De Santiago de Compostela, recuerdo que también fueron tiempos de
clandestinidad y de revoluciones, aparte de Universidad, pero no sólo en
Santiago, también en Vigo aprendí éstas artes de esconderse, disimular,
camuflarse, escaparse y también, acojonarse. Yo a los 15 años, era una
especie de hipie ya casi en extinción y al mismo tiempo, era una esponja
que absorvía la nueva moda, la era de la revolución, la revolución
pendiente. Entre éstas dos aguas andaba y en ese verano se me ocurrió
hacer un viaje por toda España y cuando junté la pasta necesaria, me
puse un día a hacer dedo y emprendí mi viaje a lo desconocido. Por el
camino quedaron Astorga, Asturias, el Pais Vasco, Navarra, Cataluña ,
Valencia y vuelta de nuevo al hogar y por la vía recta. No fuí capaz de
completar el círculo, pues en mis planes estaba dar la vuelta a toda la
península Ibérica, pero después de un mes de dormir en los parques
urbanos y a veces en alguna pensión de mala muerte, estaba ya muy
cansado, aparte de sucio y hasta los cojones de hacerme el hipie. De
éste viaje, no saqué muchas conclusiones, quizá la de que ahí fuera,
había un mundo extraño y no conocido hasta ahora y me quedé con
la firme promesa de conocerlo más adelante.

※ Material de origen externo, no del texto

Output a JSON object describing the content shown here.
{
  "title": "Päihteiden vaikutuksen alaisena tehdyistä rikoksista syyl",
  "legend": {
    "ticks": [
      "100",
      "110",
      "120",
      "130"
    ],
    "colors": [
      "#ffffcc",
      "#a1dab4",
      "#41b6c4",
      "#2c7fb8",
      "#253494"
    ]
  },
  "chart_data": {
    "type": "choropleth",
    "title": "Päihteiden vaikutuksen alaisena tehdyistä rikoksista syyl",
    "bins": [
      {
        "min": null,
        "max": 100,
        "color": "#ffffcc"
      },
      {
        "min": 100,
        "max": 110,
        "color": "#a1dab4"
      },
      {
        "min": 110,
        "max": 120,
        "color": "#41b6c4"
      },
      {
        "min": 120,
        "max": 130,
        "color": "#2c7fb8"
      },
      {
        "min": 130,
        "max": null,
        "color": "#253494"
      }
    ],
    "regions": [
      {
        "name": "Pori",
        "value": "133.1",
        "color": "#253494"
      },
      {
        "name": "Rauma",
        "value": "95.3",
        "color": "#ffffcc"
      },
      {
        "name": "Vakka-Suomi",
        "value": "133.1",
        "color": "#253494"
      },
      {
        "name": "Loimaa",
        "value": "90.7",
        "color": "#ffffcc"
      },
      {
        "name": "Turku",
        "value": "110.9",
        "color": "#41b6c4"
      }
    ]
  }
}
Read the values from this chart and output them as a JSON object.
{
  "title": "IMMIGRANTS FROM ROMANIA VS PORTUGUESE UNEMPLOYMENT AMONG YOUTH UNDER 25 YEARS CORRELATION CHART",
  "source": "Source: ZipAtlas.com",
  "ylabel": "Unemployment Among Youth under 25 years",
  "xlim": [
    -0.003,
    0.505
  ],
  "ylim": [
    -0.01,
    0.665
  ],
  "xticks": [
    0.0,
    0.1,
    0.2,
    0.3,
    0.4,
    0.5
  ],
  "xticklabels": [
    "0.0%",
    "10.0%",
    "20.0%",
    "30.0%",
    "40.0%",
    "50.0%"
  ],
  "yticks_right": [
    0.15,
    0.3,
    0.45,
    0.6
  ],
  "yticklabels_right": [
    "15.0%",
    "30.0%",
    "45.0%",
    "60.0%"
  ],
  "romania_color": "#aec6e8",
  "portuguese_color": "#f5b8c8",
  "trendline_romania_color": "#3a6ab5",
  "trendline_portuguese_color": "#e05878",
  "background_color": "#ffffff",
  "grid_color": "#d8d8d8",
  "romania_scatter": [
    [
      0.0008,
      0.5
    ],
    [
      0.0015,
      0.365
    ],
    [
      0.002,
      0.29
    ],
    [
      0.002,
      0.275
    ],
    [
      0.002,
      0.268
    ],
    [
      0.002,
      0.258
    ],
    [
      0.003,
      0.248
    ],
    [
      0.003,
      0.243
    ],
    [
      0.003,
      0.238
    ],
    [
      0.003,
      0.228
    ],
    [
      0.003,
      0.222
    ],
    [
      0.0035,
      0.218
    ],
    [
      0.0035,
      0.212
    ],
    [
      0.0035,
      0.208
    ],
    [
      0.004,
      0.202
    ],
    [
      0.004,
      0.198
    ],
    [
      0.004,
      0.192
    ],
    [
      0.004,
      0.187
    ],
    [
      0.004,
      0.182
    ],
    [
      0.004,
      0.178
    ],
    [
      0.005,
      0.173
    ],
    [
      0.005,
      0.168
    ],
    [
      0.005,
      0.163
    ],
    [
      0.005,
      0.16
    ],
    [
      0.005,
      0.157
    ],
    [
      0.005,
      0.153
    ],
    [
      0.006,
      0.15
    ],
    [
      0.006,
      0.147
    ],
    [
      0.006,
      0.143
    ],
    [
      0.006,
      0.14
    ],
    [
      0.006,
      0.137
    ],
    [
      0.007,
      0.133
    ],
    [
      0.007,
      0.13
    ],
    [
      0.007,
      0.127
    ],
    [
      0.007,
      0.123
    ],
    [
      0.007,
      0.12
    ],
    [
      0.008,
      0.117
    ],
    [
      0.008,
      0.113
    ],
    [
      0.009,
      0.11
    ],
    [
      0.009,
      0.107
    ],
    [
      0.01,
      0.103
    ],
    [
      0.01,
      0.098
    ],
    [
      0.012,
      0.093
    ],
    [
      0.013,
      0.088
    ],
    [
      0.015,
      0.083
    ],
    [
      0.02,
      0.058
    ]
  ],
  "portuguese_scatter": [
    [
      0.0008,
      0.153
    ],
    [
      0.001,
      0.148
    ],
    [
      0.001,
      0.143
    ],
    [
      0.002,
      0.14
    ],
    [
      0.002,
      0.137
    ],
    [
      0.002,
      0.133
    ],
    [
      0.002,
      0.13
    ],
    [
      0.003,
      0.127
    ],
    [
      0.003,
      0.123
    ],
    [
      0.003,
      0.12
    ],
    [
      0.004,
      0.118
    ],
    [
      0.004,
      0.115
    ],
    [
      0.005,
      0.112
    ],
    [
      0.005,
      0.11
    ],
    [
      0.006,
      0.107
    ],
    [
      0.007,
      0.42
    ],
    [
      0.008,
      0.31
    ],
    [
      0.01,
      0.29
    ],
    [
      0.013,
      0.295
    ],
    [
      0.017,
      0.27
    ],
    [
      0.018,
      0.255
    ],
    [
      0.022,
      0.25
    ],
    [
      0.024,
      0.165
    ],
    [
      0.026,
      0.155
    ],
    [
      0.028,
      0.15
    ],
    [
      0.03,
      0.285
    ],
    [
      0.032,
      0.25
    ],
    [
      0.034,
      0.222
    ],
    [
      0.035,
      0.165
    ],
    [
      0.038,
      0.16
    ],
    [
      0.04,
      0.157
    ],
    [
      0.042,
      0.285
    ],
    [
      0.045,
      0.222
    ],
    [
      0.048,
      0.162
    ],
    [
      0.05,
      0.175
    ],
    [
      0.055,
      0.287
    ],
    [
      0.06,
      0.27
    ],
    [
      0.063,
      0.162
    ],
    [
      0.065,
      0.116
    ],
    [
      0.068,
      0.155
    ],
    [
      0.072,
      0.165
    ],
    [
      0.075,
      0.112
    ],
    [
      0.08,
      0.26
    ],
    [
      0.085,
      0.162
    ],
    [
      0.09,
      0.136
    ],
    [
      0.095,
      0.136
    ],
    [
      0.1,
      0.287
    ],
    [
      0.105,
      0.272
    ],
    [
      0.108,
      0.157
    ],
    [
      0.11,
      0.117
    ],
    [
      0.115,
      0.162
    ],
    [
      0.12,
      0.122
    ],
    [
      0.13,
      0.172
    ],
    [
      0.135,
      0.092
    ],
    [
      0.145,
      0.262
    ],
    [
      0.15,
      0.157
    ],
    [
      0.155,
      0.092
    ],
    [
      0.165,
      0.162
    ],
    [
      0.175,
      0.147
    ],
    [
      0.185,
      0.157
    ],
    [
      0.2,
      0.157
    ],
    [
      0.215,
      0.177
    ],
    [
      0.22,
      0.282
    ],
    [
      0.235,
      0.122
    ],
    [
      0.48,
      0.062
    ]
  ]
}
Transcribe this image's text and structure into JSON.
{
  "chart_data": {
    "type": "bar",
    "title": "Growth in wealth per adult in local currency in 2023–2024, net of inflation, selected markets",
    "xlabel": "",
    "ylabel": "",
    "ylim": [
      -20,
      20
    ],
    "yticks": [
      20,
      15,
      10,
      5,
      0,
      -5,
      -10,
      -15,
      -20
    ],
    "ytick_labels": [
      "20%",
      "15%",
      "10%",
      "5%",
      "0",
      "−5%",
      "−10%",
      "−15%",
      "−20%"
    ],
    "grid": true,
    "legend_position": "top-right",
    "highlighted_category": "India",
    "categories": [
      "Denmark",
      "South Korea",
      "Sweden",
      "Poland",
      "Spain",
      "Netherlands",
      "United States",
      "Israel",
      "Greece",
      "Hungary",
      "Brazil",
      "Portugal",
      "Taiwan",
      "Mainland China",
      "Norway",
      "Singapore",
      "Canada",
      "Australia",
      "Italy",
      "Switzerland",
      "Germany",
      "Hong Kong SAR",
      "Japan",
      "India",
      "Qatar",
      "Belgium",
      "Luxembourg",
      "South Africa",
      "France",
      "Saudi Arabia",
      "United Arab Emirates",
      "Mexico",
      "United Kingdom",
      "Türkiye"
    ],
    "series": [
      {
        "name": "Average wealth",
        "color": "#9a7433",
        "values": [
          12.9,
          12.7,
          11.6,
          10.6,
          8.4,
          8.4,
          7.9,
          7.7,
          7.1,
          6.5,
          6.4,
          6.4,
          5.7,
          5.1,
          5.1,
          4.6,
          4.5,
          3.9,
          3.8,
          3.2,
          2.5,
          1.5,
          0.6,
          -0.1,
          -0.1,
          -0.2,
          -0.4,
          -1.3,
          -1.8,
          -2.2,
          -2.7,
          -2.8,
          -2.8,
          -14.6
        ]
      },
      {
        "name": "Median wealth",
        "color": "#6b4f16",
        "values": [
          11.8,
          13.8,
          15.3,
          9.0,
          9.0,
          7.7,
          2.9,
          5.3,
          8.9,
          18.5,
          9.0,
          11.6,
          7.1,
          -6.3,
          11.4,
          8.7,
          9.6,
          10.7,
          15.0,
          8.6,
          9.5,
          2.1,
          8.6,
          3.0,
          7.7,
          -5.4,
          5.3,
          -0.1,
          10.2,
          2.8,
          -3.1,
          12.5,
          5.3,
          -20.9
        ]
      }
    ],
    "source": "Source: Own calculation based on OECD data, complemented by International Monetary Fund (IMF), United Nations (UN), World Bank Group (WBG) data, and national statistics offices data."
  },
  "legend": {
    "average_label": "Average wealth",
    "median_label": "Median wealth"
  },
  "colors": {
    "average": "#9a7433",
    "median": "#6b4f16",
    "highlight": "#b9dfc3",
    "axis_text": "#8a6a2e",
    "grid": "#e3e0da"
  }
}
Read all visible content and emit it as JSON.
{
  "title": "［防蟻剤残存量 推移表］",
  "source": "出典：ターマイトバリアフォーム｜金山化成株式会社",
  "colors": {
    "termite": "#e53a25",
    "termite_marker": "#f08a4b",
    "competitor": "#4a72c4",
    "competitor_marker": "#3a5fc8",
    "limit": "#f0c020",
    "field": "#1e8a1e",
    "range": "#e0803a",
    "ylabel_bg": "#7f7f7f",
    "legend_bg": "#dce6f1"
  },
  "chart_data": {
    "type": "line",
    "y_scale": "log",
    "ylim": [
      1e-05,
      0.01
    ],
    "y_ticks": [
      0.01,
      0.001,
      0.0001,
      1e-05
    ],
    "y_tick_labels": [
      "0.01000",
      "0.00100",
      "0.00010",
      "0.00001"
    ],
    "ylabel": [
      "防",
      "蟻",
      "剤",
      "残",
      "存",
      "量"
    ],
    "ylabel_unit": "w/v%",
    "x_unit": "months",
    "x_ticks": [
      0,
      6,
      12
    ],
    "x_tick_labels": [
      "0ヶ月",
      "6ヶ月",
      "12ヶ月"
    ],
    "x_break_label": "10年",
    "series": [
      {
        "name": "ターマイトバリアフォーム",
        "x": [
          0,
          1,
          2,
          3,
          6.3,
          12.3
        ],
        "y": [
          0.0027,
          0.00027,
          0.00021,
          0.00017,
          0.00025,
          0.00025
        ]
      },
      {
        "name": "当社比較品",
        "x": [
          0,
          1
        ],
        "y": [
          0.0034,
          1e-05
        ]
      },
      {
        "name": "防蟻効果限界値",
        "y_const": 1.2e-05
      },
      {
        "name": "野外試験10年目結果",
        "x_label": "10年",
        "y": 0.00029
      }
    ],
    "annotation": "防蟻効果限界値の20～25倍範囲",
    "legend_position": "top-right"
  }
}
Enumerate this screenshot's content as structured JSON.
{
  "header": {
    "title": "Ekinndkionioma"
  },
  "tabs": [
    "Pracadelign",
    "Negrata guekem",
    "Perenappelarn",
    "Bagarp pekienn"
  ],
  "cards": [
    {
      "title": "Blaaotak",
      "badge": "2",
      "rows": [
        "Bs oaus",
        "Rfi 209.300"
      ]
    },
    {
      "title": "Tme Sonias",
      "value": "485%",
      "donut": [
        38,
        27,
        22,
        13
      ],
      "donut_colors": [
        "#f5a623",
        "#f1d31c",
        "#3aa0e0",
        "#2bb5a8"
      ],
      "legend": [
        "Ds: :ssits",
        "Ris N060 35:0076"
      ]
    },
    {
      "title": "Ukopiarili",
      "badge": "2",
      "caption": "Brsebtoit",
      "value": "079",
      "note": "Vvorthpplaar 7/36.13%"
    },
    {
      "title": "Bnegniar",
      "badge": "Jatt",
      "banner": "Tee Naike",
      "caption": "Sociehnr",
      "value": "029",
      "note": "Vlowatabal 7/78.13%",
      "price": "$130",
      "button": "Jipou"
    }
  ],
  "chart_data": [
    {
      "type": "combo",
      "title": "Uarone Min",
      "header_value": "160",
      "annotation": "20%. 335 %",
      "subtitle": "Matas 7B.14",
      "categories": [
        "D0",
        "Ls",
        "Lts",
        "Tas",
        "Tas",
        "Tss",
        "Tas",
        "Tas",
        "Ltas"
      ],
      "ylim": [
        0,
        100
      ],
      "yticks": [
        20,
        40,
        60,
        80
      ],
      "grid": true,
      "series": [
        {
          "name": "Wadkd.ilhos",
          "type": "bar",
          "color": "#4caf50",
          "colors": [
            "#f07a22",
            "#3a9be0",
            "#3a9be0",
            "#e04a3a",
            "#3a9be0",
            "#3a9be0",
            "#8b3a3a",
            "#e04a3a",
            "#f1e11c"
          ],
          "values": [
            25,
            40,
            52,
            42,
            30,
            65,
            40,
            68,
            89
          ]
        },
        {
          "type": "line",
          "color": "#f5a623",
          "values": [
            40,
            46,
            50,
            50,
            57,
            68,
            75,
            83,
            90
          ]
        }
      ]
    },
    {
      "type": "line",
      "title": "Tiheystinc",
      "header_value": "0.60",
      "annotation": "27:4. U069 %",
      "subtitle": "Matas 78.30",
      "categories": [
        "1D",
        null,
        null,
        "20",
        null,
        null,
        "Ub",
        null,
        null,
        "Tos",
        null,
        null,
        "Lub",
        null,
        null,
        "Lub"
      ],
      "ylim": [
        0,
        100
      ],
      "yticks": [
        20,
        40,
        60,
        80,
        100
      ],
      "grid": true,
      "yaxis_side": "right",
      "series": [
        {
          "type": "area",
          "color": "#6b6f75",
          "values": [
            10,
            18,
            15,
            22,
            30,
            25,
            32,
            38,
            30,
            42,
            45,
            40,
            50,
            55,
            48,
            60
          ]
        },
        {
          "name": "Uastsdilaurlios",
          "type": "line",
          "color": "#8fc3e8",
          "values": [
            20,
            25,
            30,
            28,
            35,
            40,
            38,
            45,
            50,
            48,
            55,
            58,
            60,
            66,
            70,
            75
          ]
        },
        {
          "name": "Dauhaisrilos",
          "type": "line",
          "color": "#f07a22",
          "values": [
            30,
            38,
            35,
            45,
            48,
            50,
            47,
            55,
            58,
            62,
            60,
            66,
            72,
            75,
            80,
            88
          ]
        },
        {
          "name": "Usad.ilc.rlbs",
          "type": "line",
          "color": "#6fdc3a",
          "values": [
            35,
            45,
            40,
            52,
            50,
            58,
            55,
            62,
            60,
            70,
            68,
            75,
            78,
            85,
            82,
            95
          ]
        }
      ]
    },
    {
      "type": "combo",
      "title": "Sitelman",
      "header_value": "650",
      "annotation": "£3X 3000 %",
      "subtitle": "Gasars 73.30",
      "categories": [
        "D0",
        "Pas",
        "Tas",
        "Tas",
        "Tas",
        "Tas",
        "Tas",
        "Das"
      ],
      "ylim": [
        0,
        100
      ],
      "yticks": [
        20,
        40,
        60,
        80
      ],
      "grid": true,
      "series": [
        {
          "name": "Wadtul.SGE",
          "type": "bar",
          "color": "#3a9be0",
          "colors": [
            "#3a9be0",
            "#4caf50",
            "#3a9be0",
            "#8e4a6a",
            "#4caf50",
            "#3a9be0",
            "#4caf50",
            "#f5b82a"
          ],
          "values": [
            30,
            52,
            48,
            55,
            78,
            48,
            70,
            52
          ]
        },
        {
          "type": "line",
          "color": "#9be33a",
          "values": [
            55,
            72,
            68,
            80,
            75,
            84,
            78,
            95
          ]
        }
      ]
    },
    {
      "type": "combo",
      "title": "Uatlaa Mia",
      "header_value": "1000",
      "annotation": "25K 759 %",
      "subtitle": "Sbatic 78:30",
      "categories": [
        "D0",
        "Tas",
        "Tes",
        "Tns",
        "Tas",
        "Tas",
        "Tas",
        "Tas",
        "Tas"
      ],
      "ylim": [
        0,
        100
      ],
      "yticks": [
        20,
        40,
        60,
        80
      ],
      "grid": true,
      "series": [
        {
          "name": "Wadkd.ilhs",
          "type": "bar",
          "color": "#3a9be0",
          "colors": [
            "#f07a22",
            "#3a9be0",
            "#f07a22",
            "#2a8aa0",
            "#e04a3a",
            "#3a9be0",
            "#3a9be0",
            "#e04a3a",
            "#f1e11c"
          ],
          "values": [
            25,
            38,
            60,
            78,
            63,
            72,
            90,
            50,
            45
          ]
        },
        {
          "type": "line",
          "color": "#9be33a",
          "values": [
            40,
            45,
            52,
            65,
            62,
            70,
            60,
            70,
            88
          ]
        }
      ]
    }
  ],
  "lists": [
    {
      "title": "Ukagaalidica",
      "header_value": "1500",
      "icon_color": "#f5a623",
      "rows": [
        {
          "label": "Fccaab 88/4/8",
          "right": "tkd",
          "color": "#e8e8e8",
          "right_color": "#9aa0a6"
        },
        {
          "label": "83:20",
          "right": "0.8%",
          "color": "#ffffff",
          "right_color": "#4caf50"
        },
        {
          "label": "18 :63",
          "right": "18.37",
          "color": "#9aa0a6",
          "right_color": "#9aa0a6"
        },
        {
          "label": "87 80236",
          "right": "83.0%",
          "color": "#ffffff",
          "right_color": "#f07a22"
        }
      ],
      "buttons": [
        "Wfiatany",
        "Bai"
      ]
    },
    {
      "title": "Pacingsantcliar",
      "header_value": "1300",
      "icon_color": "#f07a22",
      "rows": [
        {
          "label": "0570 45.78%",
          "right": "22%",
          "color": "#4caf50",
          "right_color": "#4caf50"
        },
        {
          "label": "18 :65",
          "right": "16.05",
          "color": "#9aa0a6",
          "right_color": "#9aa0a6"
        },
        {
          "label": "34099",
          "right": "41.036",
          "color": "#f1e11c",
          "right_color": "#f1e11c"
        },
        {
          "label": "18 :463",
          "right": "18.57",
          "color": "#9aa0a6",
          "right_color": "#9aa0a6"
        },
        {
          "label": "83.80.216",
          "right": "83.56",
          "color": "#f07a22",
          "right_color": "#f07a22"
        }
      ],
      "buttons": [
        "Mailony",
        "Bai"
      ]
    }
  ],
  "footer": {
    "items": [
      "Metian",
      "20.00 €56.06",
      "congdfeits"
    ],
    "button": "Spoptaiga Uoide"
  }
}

Ese invierno, yo seguía con mis flores cultivadas dentro de mi cabeza, hasta
que un reciente amigo empezó a comerme el coco: que si las libertades,
que si los derechos sociales, que si la clase trabajadora....., y yo
enganché el anzuelo rápido y como siempre que me meto en algo, me metí
hasta el fondo y hasta las entrañas y así pronto estaba organizando
paros, manifestaciones y asambleas. Sin apenas darme cuenta, ya estaba
metido hasta las trancas y ahí aprendí a saber manejarme en ese
submundo, que es la clandestinidad. Las reuniones eran de 3 o 4
personas, no más, por cuestiones de seguridad. Para llegar al sitio
previamente concertado, había que cumplir una serie de normas, que
estaban dentro del catálogo de la clandestinidad. Pasar por comercios
con amplio ventanal y a través de su reflejo ver si alguien te seguía,
pararse a atar un cordón del zapato y observar, dar unas cuantas vueltas
a la manzana antes de entrar y por fin ver a las ventanas del piso de
reunión, si las persianas estaban alzadas, era vía libre y si estaban
bajadas, es que había un problema y había que acudir a la próxima cita
en otro lugar ya concertado con anterioridad.
Esta película de ciencia-afición, se repetía en cada reunión. Esto le
daba sabor a miedo, pero tambien la daba emoción y ésta emoción siempre
era más grande, que la propia reunión. La salida, era de uno en uno, con
espacios de cinco minutos y ya en la calle ya no nos conocíamos en
absoluto. Desde aquí, desde ésta célula clandestina, organizábamos todo:
asambleas, pintadas, manifestaciones,...El resto del trabajo era
transmitir órdenes a diestro y siniestro y hacer que se cumplieran. En
mi Instituto, recuerdo las asambleas, los paros y demás protestas, que
organizábamos. Recuerdo el día en que el Director del Instituto se puso a
llorar en la clase, por tanto lío montado y allí mismo, delante de
todos y con las lágrimas cayendo por sus mejillas, anunció su dimisión. A
nosotros no nos dió mucha pena, no eran tiempos para penas y menos para
lágrimas, eran tiempos de luchas y de reivindicaciones. ¡Así era de dura la revolución!.